La saison des débarquements à Lampedusa se poursuit en grand, il y avait longtemps qu'on n'avait pas vu un afflux aussi nombreux et les centres de premier accueil sont près d'exploser. Pourtant, dans les journaux et aux nouvelles télévisées, il est difficile de trouver trace de ces drames.

Quand on pense qu'il y a quelques semaines, ils étaient tous là à être émus des mots et de la présence du pape François à Lampedusa, pour pour avoir attiré l'attention sur le drame humain : les gros titres des journaux, des reportages interminables au JT, des politiciens de gauche jubilant - et plutôt pathétiques - qui pouvaient crier «Faites entrer tous les immigrants, le Pape le veut». Peu importe si le pape ne l'avait pas vraiment dit, ayant seulement fait résonner certaines questions («Adam, où es-tu?», «Caïn: Où est ton frère?») et expliqué que certaines situations viennent du fait d'avoir rejeté Dieu.

Le Pape à Lampedusa: il semble que des années soient passées, ni les journaux ni les politiciens n'accordent plus la moindre attention au véritable drame humain qui se déroule tous les jours. Au moins jusqu'à la prochaine grande tragédie; alors recommencera le ballet qui permettra de vendre plus de journaux et aux politiciens de quatrième zone de se présenter comme les champions des pauvres et des exploités.

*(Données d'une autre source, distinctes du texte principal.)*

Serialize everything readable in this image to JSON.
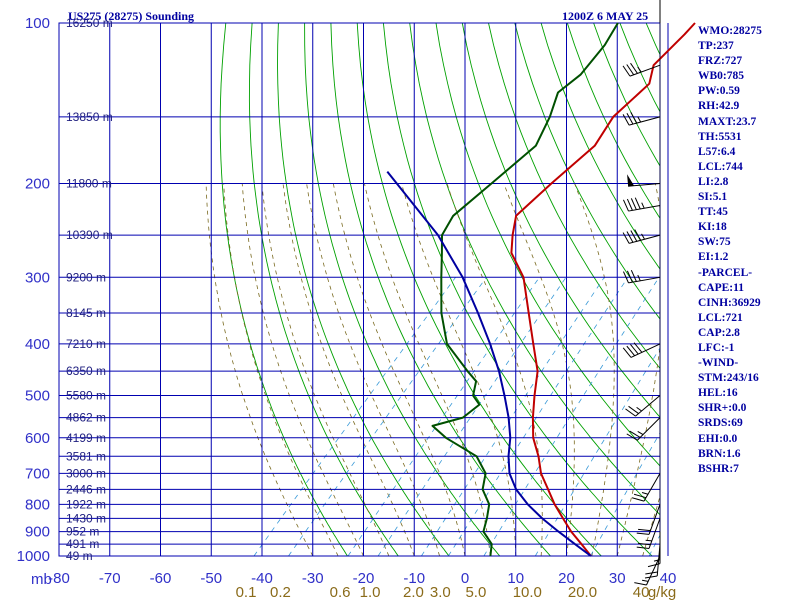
{
  "header": {
    "station_title": "US275 (28275) Sounding",
    "valid_time": "1200Z  6 MAY 25"
  },
  "indices": [
    "WMO:28275",
    "TP:237",
    "FRZ:727",
    "WB0:785",
    "PW:0.59",
    "RH:42.9",
    "MAXT:23.7",
    "TH:5531",
    "L57:6.4",
    "LCL:744",
    "LI:2.8",
    "SI:5.1",
    "TT:45",
    "KI:18",
    "SW:75",
    "EI:1.2",
    "-PARCEL-",
    "CAPE:11",
    "CINH:36929",
    "LCL:721",
    "CAP:2.8",
    "LFC:-1",
    "-WIND-",
    "STM:243/16",
    "HEL:16",
    "SHR+:0.0",
    "SRDS:69",
    "EHI:0.0",
    "BRN:1.6",
    "BSHR:7"
  ],
  "chart_data": {
    "type": "skew-t log-p sounding",
    "pressure_unit_label": "mb",
    "pressure_levels": [
      100,
      200,
      300,
      400,
      500,
      600,
      700,
      800,
      900,
      1000
    ],
    "temperature_ticks": [
      -80,
      -70,
      -60,
      -50,
      -40,
      -30,
      -20,
      -10,
      0,
      10,
      20,
      30,
      40
    ],
    "temperature_tick_labels": [
      "-80",
      "-70",
      "-60",
      "-50",
      "-40",
      "-30",
      "-20",
      "-10",
      "0",
      "10",
      "20",
      "30",
      "40"
    ],
    "mixing_ratio_labels": [
      "0.1",
      "0.2",
      "0.6",
      "1.0",
      "2.0",
      "3.0",
      "5.0",
      "10.0",
      "20.0",
      "40",
      "g/kg"
    ],
    "height_labels": [
      {
        "p": 100,
        "text": "16250 m"
      },
      {
        "p": 150,
        "text": "13850 m"
      },
      {
        "p": 200,
        "text": "11800 m"
      },
      {
        "p": 250,
        "text": "10390 m"
      },
      {
        "p": 300,
        "text": "9200 m"
      },
      {
        "p": 350,
        "text": "8145 m"
      },
      {
        "p": 400,
        "text": "7210 m"
      },
      {
        "p": 450,
        "text": "6350 m"
      },
      {
        "p": 500,
        "text": "5580 m"
      },
      {
        "p": 550,
        "text": "4862 m"
      },
      {
        "p": 600,
        "text": "4199 m"
      },
      {
        "p": 650,
        "text": "3581 m"
      },
      {
        "p": 700,
        "text": "3000 m"
      },
      {
        "p": 750,
        "text": "2446 m"
      },
      {
        "p": 800,
        "text": "1922 m"
      },
      {
        "p": 850,
        "text": "1430 m"
      },
      {
        "p": 900,
        "text": "952 m"
      },
      {
        "p": 950,
        "text": "491 m"
      },
      {
        "p": 1000,
        "text": "49 m"
      }
    ],
    "series": [
      {
        "key": "temperature",
        "color": "#c00000",
        "points": [
          [
            1000,
            24.8
          ],
          [
            950,
            20.8
          ],
          [
            900,
            16.5
          ],
          [
            850,
            12.5
          ],
          [
            800,
            8.3
          ],
          [
            750,
            4.3
          ],
          [
            700,
            0.0
          ],
          [
            650,
            -3.6
          ],
          [
            600,
            -8.0
          ],
          [
            550,
            -11.7
          ],
          [
            500,
            -15.4
          ],
          [
            450,
            -19.2
          ],
          [
            400,
            -25.0
          ],
          [
            350,
            -31.5
          ],
          [
            300,
            -39.0
          ],
          [
            270,
            -45.8
          ],
          [
            250,
            -48.8
          ],
          [
            230,
            -51.6
          ],
          [
            200,
            -50.5
          ],
          [
            170,
            -48.8
          ],
          [
            150,
            -50.4
          ],
          [
            130,
            -49.3
          ],
          [
            120,
            -51.8
          ],
          [
            105,
            -51.3
          ],
          [
            100,
            -51.3
          ]
        ]
      },
      {
        "key": "dewpoint",
        "color": "#005000",
        "points": [
          [
            1000,
            5.0
          ],
          [
            950,
            3.1
          ],
          [
            900,
            -0.8
          ],
          [
            850,
            -2.5
          ],
          [
            800,
            -4.6
          ],
          [
            750,
            -8.6
          ],
          [
            700,
            -10.9
          ],
          [
            650,
            -15.8
          ],
          [
            600,
            -25.2
          ],
          [
            570,
            -30.0
          ],
          [
            550,
            -25.5
          ],
          [
            520,
            -24.6
          ],
          [
            500,
            -27.5
          ],
          [
            470,
            -29.5
          ],
          [
            450,
            -33.0
          ],
          [
            400,
            -42.0
          ],
          [
            350,
            -48.7
          ],
          [
            300,
            -55.2
          ],
          [
            270,
            -59.5
          ],
          [
            250,
            -62.7
          ],
          [
            230,
            -64.0
          ],
          [
            200,
            -62.3
          ],
          [
            170,
            -60.4
          ],
          [
            150,
            -62.9
          ],
          [
            135,
            -65.7
          ],
          [
            125,
            -64.5
          ],
          [
            110,
            -65.1
          ],
          [
            100,
            -66.5
          ]
        ]
      },
      {
        "key": "parcel",
        "color": "#0000a0",
        "points": [
          [
            1000,
            24.8
          ],
          [
            950,
            19.5
          ],
          [
            900,
            14.0
          ],
          [
            850,
            8.4
          ],
          [
            800,
            3.0
          ],
          [
            750,
            -2.0
          ],
          [
            700,
            -6.2
          ],
          [
            650,
            -9.5
          ],
          [
            600,
            -12.5
          ],
          [
            550,
            -16.5
          ],
          [
            500,
            -21.3
          ],
          [
            450,
            -26.8
          ],
          [
            400,
            -33.5
          ],
          [
            350,
            -41.5
          ],
          [
            300,
            -51.0
          ],
          [
            250,
            -63.5
          ],
          [
            200,
            -81.0
          ],
          [
            190,
            -85.0
          ]
        ]
      }
    ],
    "wind_barbs": [
      {
        "p": 100,
        "dir": 360,
        "speed": 50
      },
      {
        "p": 120,
        "dir": 250,
        "speed": 35
      },
      {
        "p": 150,
        "dir": 255,
        "speed": 35
      },
      {
        "p": 200,
        "dir": 265,
        "speed": 50
      },
      {
        "p": 220,
        "dir": 260,
        "speed": 45
      },
      {
        "p": 250,
        "dir": 255,
        "speed": 45
      },
      {
        "p": 300,
        "dir": 260,
        "speed": 35
      },
      {
        "p": 400,
        "dir": 245,
        "speed": 40
      },
      {
        "p": 500,
        "dir": 230,
        "speed": 25
      },
      {
        "p": 550,
        "dir": 225,
        "speed": 25
      },
      {
        "p": 700,
        "dir": 210,
        "speed": 25
      },
      {
        "p": 800,
        "dir": 200,
        "speed": 20
      },
      {
        "p": 850,
        "dir": 200,
        "speed": 25
      },
      {
        "p": 900,
        "dir": 180,
        "speed": 15
      },
      {
        "p": 950,
        "dir": 185,
        "speed": 20
      },
      {
        "p": 1000,
        "dir": 205,
        "speed": 15
      }
    ],
    "colors": {
      "isobar": "#0000b0",
      "isotherm": "#0000b0",
      "dry_adiabat": "#00a000",
      "moist_adiabat": "#7a6a20",
      "mixing_ratio": "#3a9ad8",
      "title": "#0000a0",
      "axis_label": "#3030c8",
      "mixing_label": "#8a6b1a"
    }
  }
}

C'est la preuve que des pauvres migrants, de leur humanité blessée et souffrante, peu se soucient. Leur douleur, leur misère, est une marchandise tout juste bonne pour leurs intérêts et leurs calculs politiques.
Sinon, une quelconque initiative - nationale et internationale - aurait été pensée, mise en œuvre, une orientation politique aurait été donnée pour répondre le problème de l'immigration, en particulier de l'immigration clandestine. On aurait également valorisé les efforts de nos forces armées qui, ces dernières années ont permis de sauver des milliers de vies en Méditerranée.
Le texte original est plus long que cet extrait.